Unless you are attending a celebration at which everyone else is giving gifts too, give your gift in private. Singling the person out with a gift in front of others can be embarrassing to the recipient and to the people who neglected to give a gift. When giving a gift, don’t insist the person open it immediately; the person might prefer to open it in private when they don’t have to worry about making the appropriate responses. Don’t disparage the gift with remarks like “Oh, it’s nothing!” because the recipient might believe you.

Always accept a gift gracefully, regardless of how you feel about the gift or the giver. Even if a gift appears to be a hostile act, like a health club membership for someone who is overweight, it may have been well intentioned, albeit misguidedly.

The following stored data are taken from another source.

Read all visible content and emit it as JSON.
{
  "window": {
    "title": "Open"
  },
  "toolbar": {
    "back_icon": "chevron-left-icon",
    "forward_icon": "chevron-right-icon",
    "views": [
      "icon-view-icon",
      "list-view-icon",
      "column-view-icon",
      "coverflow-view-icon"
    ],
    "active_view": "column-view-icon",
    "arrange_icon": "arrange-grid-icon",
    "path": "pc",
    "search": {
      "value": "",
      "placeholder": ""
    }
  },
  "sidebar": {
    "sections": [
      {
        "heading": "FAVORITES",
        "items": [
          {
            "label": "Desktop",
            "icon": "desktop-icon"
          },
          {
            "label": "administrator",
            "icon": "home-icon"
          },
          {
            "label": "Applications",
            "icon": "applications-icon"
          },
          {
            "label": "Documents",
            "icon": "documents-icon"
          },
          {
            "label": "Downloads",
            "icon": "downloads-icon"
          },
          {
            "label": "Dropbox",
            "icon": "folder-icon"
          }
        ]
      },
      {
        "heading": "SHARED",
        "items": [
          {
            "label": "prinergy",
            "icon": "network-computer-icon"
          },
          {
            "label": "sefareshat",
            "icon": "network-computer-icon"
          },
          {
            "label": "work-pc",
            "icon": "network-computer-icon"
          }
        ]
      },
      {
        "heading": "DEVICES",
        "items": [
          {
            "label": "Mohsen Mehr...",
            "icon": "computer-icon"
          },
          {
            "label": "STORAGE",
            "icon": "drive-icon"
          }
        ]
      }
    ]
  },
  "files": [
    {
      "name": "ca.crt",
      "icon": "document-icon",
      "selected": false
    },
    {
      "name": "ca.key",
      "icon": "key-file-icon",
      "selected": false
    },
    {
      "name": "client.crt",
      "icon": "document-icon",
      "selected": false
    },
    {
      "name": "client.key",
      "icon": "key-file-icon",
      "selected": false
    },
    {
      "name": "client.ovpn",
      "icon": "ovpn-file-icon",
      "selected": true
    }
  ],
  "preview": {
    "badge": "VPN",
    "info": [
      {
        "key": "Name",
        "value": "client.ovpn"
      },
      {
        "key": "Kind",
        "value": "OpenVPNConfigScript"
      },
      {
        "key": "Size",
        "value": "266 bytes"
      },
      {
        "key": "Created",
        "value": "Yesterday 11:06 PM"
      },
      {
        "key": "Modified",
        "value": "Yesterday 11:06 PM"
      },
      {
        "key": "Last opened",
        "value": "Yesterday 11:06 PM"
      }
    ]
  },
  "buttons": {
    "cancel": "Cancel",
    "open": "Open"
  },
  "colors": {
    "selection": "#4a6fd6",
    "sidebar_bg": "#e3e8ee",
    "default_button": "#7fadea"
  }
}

A simple ‘thank you’ is always an appropriate expression of appreciation. Never diminish the giver’s generosity with a statement like ‘you shouldn’t have’ even if you wish they hadn’t. How would you feel if someone did that to you after you had invested your time, effort and money?

Although a telephone call may be easier and more convenient, a ‘thank you’ note is compulsory. And, the note should be written immediately. Putting it off makes it an increasingly onerous task and diminishes the impact of your gratitude.

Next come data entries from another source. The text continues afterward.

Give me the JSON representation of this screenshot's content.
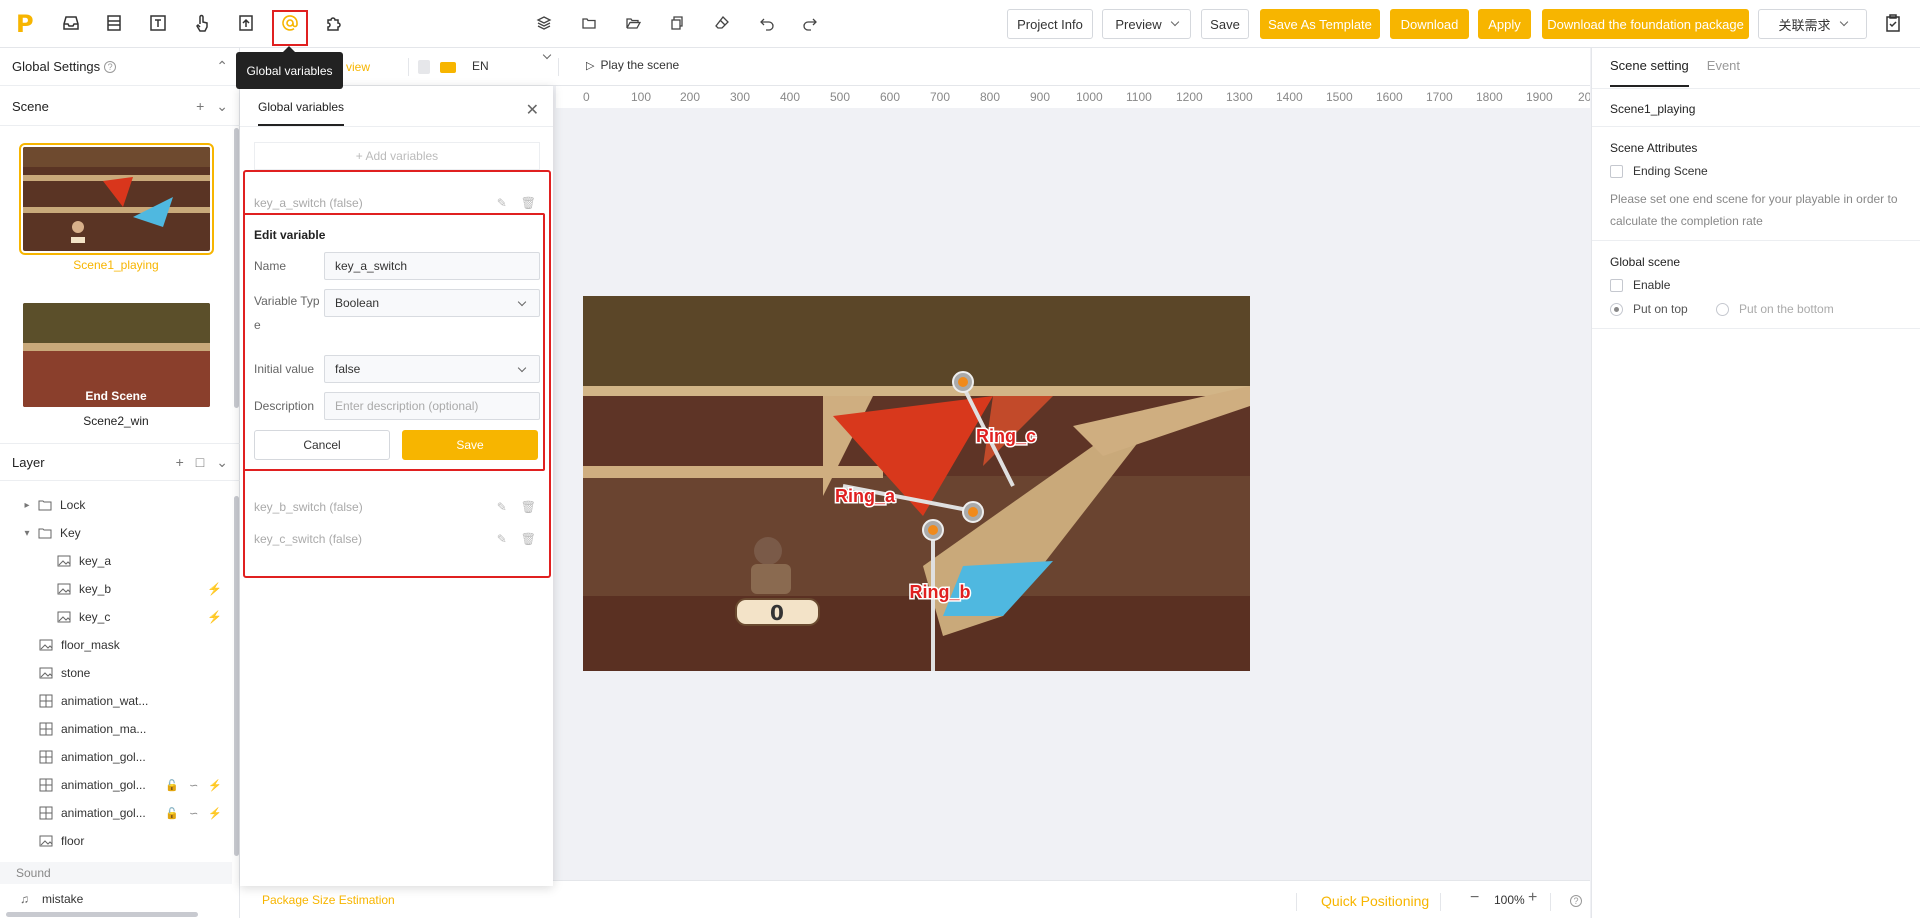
{
  "toolbar": {
    "logo": "P",
    "tooltip": "Global variables",
    "project_info": "Project Info",
    "preview": "Preview",
    "save": "Save",
    "save_as_template": "Save As Template",
    "download": "Download",
    "apply": "Apply",
    "download_foundation": "Download the foundation package",
    "related_needs": "关联需求"
  },
  "subbar": {
    "view_label": "view",
    "language": "EN",
    "play_scene": "Play the scene"
  },
  "ruler": [
    "0",
    "100",
    "200",
    "300",
    "400",
    "500",
    "600",
    "700",
    "800",
    "900",
    "1000",
    "1100",
    "1200",
    "1300",
    "1400",
    "1500",
    "1600",
    "1700",
    "1800",
    "1900",
    "20"
  ],
  "left": {
    "global_settings": "Global Settings",
    "scene_title": "Scene",
    "scenes": [
      {
        "name": "Scene1_playing"
      },
      {
        "name": "Scene2_win",
        "overlay": "End Scene"
      }
    ],
    "layer_title": "Layer",
    "layers": [
      {
        "name": "Lock"
      },
      {
        "name": "Key"
      },
      {
        "name": "key_a"
      },
      {
        "name": "key_b"
      },
      {
        "name": "key_c"
      },
      {
        "name": "floor_mask"
      },
      {
        "name": "stone"
      },
      {
        "name": "animation_wat..."
      },
      {
        "name": "animation_ma..."
      },
      {
        "name": "animation_gol..."
      },
      {
        "name": "animation_gol..."
      },
      {
        "name": "animation_gol..."
      },
      {
        "name": "floor"
      }
    ],
    "sound_title": "Sound",
    "sound_item": "mistake"
  },
  "global_vars": {
    "tab": "Global variables",
    "add": "+ Add variables",
    "vars": [
      {
        "label": "key_a_switch (false)"
      },
      {
        "label": "key_b_switch (false)"
      },
      {
        "label": "key_c_switch (false)"
      }
    ],
    "edit_title": "Edit variable",
    "name_label": "Name",
    "name_value": "key_a_switch",
    "type_label_1": "Variable Typ",
    "type_label_2": "e",
    "type_value": "Boolean",
    "initial_label": "Initial value",
    "initial_value": "false",
    "desc_label": "Description",
    "desc_placeholder": "Enter description (optional)",
    "cancel": "Cancel",
    "save": "Save"
  },
  "stage": {
    "ring_a": "Ring_a",
    "ring_b": "Ring_b",
    "ring_c": "Ring_c",
    "score": "0"
  },
  "right": {
    "tab_scene": "Scene setting",
    "tab_event": "Event",
    "scene_name": "Scene1_playing",
    "attributes_title": "Scene Attributes",
    "ending_scene": "Ending Scene",
    "hint": "Please set one end scene for your playable in order to calculate the completion rate",
    "global_scene_title": "Global scene",
    "enable": "Enable",
    "put_top": "Put on top",
    "put_bottom": "Put on the bottom"
  },
  "bottom": {
    "package_size": "Package Size Estimation",
    "quick_positioning": "Quick Positioning",
    "zoom": "100%"
  },
  "colors": {
    "accent": "#f7b500",
    "highlight": "#e02020"
  }
}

It is perfectly acceptable to refuse a gift and, under certain circumstances, it becomes obligatory. Always return a gift that is extravagant, too personal, has sexual implications or can be misconstrued as bribery. Although you may be furious about the gift, venting your anger can put you at a disadvantage. Enclosing a note that, because of the nature of the gift you are unable to accept it is more than sufficient. Be sure to keep a copy of the note and return it in a way that ensures you have receipt of the return.

When you’ve taken the time to find out what is acceptable and what the person may like and you allow yourself enough time, you relieve yourself of much of the stress associated with giving. Finding the perfect present can become a fun-filled adventure. A gift given with joy is the most wonderful gift to receive, and taking pleasure in gift giving elevates the act to an art.